The chores, the Candide-like orderly soon finds out, are mainly to be carried out under the sheets, for, he learns, the social-climbing wife has an impotent husband. Now, she has the best of both worlds, the position that goes with her husband’s post and the carnal refreshment that can be taken frequently with her willing subordinate, all the more easily obtained as her husband leaves him in charge on his frequent long trips.
It seems that thematically this novel is quite different from the first. However, without revealing too much of the plot let me note that once, after a few joyous months, Wu finds himself cashiered both from this job and the army, he realizes that even his lovemaking was not what it seemed. It was part of a Machiavellian, successful strategy of the wife, Liu Lian.
The humor here is broader than in the other book. The double entendres fly fast and furious, especially ones drawn from the framed communist slogans that are found in every room, including the bed chamber. These are so well done, that it may seem to the dazzled reader as if the Quotations from Chairman Mao is the second volume of the Kama Sutra.
To give you a taste of the humor, I refer you to the seduction scene. As first, the hero rebuffed Liu’s advances, but, the next day, thinking better of it (in consideration of the possible chances for advancement), he tries to make it up to her. He promises to serve the people;
“And how exactly do you propose to Serve the People?” she asked.
“However you want me to.”
“Run naked three times around the drill ground.”
He looked up at her, unsure whether she was playing with him, or seriously testing the sincerity of his pledge. … His hand travelled up to his collar.
“Serve the people,” she said. “Take it off.”
Off came his jacket, the buttons popping one by one, revealing an undershirt emblazoned with the message Serve the People!
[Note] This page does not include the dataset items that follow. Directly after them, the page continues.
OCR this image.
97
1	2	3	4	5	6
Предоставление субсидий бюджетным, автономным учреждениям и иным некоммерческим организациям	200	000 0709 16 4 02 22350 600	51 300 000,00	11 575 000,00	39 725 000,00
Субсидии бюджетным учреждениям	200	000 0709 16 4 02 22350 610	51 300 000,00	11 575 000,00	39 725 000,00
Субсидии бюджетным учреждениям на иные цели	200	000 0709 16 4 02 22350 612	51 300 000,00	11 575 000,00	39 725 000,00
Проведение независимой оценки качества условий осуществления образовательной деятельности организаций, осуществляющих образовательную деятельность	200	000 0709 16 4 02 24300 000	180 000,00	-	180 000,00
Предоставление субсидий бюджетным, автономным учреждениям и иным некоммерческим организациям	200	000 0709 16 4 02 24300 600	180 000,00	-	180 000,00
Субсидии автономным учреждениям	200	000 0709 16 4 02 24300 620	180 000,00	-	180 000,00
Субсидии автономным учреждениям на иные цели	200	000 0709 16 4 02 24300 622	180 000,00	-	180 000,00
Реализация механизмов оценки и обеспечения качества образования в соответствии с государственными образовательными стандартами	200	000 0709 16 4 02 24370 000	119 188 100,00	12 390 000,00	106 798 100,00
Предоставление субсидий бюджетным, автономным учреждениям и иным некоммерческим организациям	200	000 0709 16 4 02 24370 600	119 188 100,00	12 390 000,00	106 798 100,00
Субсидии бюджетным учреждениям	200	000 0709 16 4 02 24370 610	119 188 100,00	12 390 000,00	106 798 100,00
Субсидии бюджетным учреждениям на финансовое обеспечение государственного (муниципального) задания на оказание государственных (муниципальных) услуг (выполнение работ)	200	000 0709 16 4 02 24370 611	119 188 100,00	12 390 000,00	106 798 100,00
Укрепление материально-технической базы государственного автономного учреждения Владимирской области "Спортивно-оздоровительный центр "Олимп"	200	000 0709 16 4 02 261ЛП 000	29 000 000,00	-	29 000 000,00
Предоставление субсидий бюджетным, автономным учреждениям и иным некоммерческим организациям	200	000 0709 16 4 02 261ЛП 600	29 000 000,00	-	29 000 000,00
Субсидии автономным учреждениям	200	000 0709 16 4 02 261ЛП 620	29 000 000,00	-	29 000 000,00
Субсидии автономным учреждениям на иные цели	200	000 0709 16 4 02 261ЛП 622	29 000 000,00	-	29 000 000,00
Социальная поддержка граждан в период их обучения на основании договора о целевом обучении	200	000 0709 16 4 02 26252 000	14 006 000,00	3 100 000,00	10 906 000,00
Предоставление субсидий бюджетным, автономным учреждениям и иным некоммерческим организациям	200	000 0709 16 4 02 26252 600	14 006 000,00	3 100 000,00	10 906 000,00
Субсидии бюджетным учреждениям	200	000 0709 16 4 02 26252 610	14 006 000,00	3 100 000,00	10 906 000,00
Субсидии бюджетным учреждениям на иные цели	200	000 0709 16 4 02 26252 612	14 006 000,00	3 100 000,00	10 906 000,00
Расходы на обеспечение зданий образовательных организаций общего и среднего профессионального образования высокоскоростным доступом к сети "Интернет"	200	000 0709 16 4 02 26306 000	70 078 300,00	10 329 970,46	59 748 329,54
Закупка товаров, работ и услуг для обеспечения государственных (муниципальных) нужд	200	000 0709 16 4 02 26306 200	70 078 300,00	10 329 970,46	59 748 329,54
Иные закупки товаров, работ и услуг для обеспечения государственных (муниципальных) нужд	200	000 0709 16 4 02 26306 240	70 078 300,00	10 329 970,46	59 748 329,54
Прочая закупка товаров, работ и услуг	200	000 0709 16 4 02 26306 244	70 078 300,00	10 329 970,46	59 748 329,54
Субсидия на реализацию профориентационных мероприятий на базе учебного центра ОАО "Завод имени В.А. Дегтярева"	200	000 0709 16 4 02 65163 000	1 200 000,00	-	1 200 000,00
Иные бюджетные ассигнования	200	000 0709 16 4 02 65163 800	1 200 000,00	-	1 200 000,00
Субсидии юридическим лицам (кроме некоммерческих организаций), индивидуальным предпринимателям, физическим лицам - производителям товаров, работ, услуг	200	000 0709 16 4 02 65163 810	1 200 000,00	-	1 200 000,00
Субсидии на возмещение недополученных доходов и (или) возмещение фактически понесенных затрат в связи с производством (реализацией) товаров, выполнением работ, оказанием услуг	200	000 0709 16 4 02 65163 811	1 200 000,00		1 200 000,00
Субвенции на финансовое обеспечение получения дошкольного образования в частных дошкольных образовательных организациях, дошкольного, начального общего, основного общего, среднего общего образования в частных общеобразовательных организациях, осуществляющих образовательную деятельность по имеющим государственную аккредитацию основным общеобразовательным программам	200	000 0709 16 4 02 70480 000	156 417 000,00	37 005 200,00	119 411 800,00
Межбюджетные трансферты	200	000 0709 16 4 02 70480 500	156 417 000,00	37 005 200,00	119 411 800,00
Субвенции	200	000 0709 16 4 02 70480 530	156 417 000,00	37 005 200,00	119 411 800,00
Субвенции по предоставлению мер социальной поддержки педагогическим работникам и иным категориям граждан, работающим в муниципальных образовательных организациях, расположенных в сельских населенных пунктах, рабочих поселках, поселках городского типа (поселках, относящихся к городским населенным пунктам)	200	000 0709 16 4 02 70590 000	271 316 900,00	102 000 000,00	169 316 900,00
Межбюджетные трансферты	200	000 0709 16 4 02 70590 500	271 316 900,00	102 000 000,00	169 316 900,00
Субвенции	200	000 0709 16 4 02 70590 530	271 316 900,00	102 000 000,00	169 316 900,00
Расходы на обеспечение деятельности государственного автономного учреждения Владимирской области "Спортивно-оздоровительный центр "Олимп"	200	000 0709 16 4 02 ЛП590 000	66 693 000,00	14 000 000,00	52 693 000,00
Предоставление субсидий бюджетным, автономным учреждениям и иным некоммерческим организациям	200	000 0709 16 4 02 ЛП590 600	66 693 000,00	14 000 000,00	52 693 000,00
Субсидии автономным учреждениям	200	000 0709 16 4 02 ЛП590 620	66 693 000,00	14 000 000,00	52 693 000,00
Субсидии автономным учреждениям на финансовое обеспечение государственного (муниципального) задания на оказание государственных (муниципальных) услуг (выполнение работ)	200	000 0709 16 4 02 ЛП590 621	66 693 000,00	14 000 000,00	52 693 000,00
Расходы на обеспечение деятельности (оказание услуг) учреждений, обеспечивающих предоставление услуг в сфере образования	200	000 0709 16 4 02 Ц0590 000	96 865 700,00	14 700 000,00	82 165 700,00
“Serve the people,” she said. “Take it off.”
Off came the shirt.
“On you go. Serve the People!”
In sum, judging by these two novels, Yan can turn his hand with equal skill to biting comedy and biting tragedy. In neither case, looking at his subject matter, do the materials seem promising. The AIDS story tempts bathos and tear-jerking while the romance is dealing with a hackneyed, much-tried story, which goes back (in the West) from The Red and the Black to commedia del arte to Meander. Yet, in both cases, Yan makes it new, writing robustly humorous, politically acute, unflinching stories of a society in which nearly everyone, including those with one foot in the grave or in the boudoir, is on the make.